WASHINGTON: The Air Force's RQ-4 Global Hawk unmanned aircraft appears to be the latest big-ticket program to fall victim to the Pentagon's budget axe.
The venerable intelligence, surveillance and reconnaissance drone will be nixed as part of the Air Force's upcoming fiscal 2013 budget proposal , according to Loren Thompson, a consultant and defense analyst. Specifically, the Air Force will retire the Block 30 variants of the drone already in the service's fleet and end production of the platform entirely, he wrote.

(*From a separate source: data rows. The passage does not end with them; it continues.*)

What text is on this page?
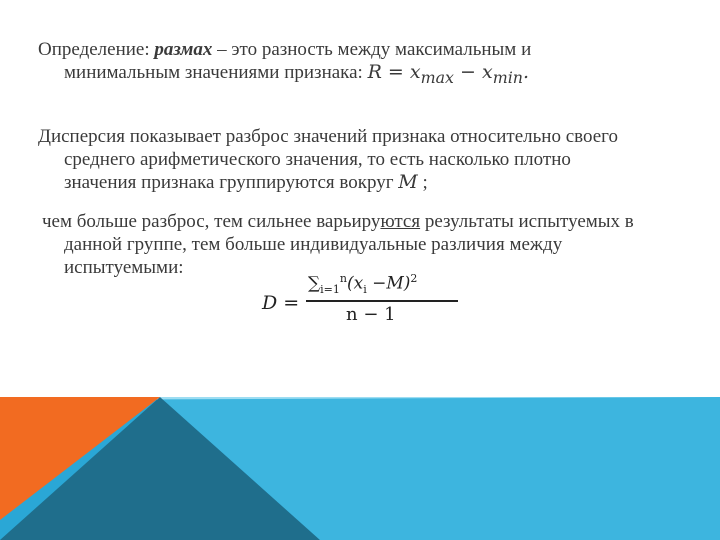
Определение: размах – это разность между максимальным и
минимальным значениями признака: $R = x_{max} - x_{min}$.
Дисперсия показывает разброс значений признака относительно своего
среднего арифметического значения, то есть насколько плотно
значения признака группируются вокруг M ;
чем больше разброс, тем сильнее варьируются результаты испытуемых в
данной группе, тем больше индивидуальные различия между
испытуемыми:
D =
$\sum_{i=1}^n(x_i -M)^2$
n − 1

The decision comes as Global Hawk-manufacturer Northrop Grumman is developing a new Block 40 version of the drone for the Air Force and a maritime version -- known as the Broad Area Maritime Surveillance system -- for the Navy. The cancellation also comes at a time when company officials have been aggressively pushing the Global Hawk into foreign markets. Deals with NATO, South Korea, Japan and Australia were potentially on the table until today's announcement.
"Obviously, it's a disappointment," company spokesman Jim Stratford said, noting that the Pentagon issued an Acquisition Decision Memorandum last June that concluded Global Hawk is "essential to national defense and no other platform could do this mission at lower cost." The ADM was issued when the Defense Acquisition Board approved a massive restructuring of the program. But the Global Hawk's multiple breaches of federally-mandated cost caps, including the one that prompted the June restructure, have proven a persistent headache to the Air Force. Ultimately, that concern pushed service leaders to offer the ISR drone as a "bill-payer" in the 2013 budget plan, according to Thompson.
The Global Hawk's cancellation may ultimately leave the brunt of the Air Force's high-altitude ISR operations to the aging U-2 spy plane. A burden that will only get heavier as U.S. military forces begin to pivot from Southwest Asia to the Western Pacific . Since the Global Hawk's inception, Air Force leaders have repeatedly claimed the drone would replace the legacy U-2. But as years passed, service leaders always came up with reasons why the RQ-4 was not yet ready to take the manned aircaft's place. What will be really interesting to watch is, if the Global Hawk program is killed, will the Pentagon order a new aircraft capable of doing the same missions.